Boat nomenclature is frequently inconsistent and full of regional differences – think of all the meanings of the word 'punt', for example. In this case, it seems that in boatbuilding 'dowel' need not mean the long length of circular section we know from the DIY stores.
Here's what Nick had to say:
'The name I first used for this wooden piece to cover a screw head was ''dowell'' made using a ''dowell cutter'', and since then I have heard them referred to as ''pellets'', ''plugs'', ''bungs'' and ''dowels''.
'They all mean exactly the same thing and as I have worked in boatbuilding and restoring in Devon, Cornwall, Dorset, Hampshire, the Isle of Wight, Norfolk, Australia, New Zealand and Africa, I've found that certain variations in nomenclature must be embraced.
'In DIY parlance, a dowel is indeed a short cicrcular in section length of wood, but if you cut across the grain with a saw, what you see will be end grain, which won't match up with the side grain of the plank.
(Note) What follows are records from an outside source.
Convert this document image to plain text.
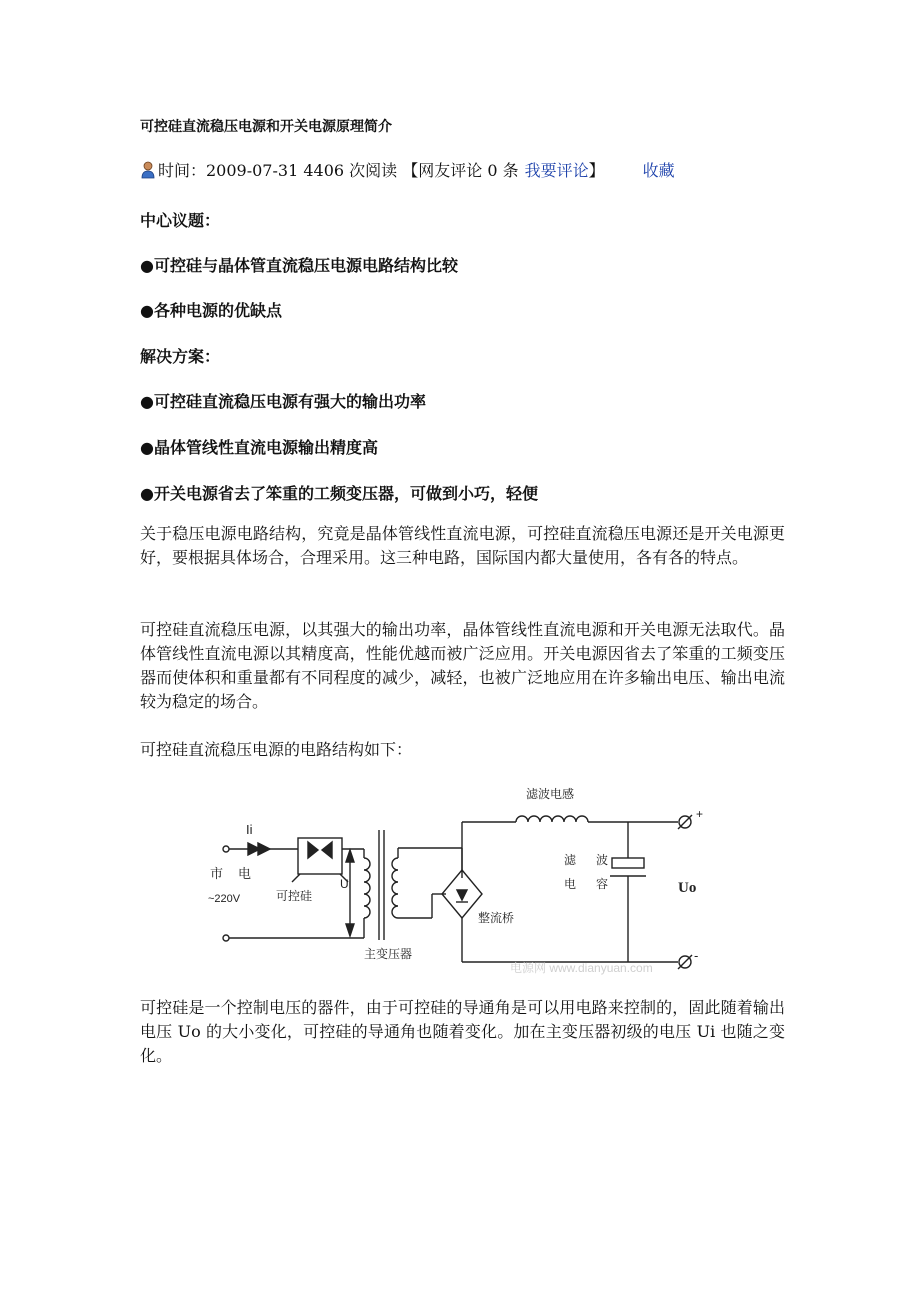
可控硅直流稳压电源和开关电源原理简介
时间：2009-07-31 4406 次阅读 【网友评论 0 条 我要评论 】 收藏
中心议题：
●可控硅与晶体管直流稳压电源电路结构比较
●各种电源的优缺点
解决方案：
●可控硅直流稳压电源有强大的输出功率
●晶体管线性直流电源输出精度高
●开关电源省去了笨重的工频变压器，可做到小巧，轻便
关于稳压电源电路结构，究竟是晶体管线性直流电源，可控硅直流稳压电源还是开关电源更好，要根据具体场合，合理采用。这三种电路，国际国内都大量使用，各有各的特点。
可控硅直流稳压电源，以其强大的输出功率，晶体管线性直流电源和开关电源无法取代。晶体管线性直流电源以其精度高，性能优越而被广泛应用。开关电源因省去了笨重的工频变压器而使体积和重量都有不同程度的减少，减轻，也被广泛地应用在许多输出电压、输出电流较为稳定的场合。
可控硅直流稳压电源的电路结构如下：
可控硅是一个控制电压的器件，由于可控硅的导通角是可以用电路来控制的，固此随着输出电压 Uo 的大小变化，可控硅的导通角也随着变化。加在主变压器初级的电压 Ui 也随之变化。
Ii
市 电
~220V	可控硅
Ui
主变压器
整流桥
滤波电感
滤 波
电 容	Uo
+
-
电源网 www.dianyuan.com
So a plug cutter is used to cut into the side grain of an offcut of the same plank material, and one then glues the plug in the hole with the grain aligned, sometimes almost invisibly.
'There is an essential difference here. As a 16 year old in the boat yard I made the mistake of I arguing that a dowel was a long length and quite different from mwhat we were cutting and using, but the bastard I was apprenticed to enlightened me politely, as always, that I was wrong.
'As he had been using dowels since before B&Q existed, maybe he was right.
'These days I mostly say ''plug'' and ''plug cutter''.'
It is interesting though to say dowel in place of plug or bung, or bit which I have not heard before, in that in a boat yard one also presumably did use dowels at least occasionally to pin mortise and tenon joints, for instance.
Disagreeing with one's master over what to call a plug is one thing, but pity the poor apprentice who bungs together a companionway door after being told to use dowels. "Bloody idiot, I told you to use dowels, not dowels. Now we're going to have to bung it in the scrap heap and start over."
But dowel is no doubt a good old Anglo-Saxon word: in German today the word is "duebel" (too close to be an accident, especially considering the French word is "cheville") , but bung is "pfropfen". I remember the first time I heard the word dowel, when I was about 4, up in the attic of our post-and-beam house when I asked a carpenter friend who was looking around why I couldn't see any nails anywhere in the beams. I really learned all about them when I cut hundred or so with froe and a drawknife for a post-and-beam addition to a log cabin that I helped a friend of the family build. I was probably only 13-14 at the time so I didn't do all that much, but it did teach me the true meaning of do-it-yourself, that and how to use a broad axe without cutting off any important bits.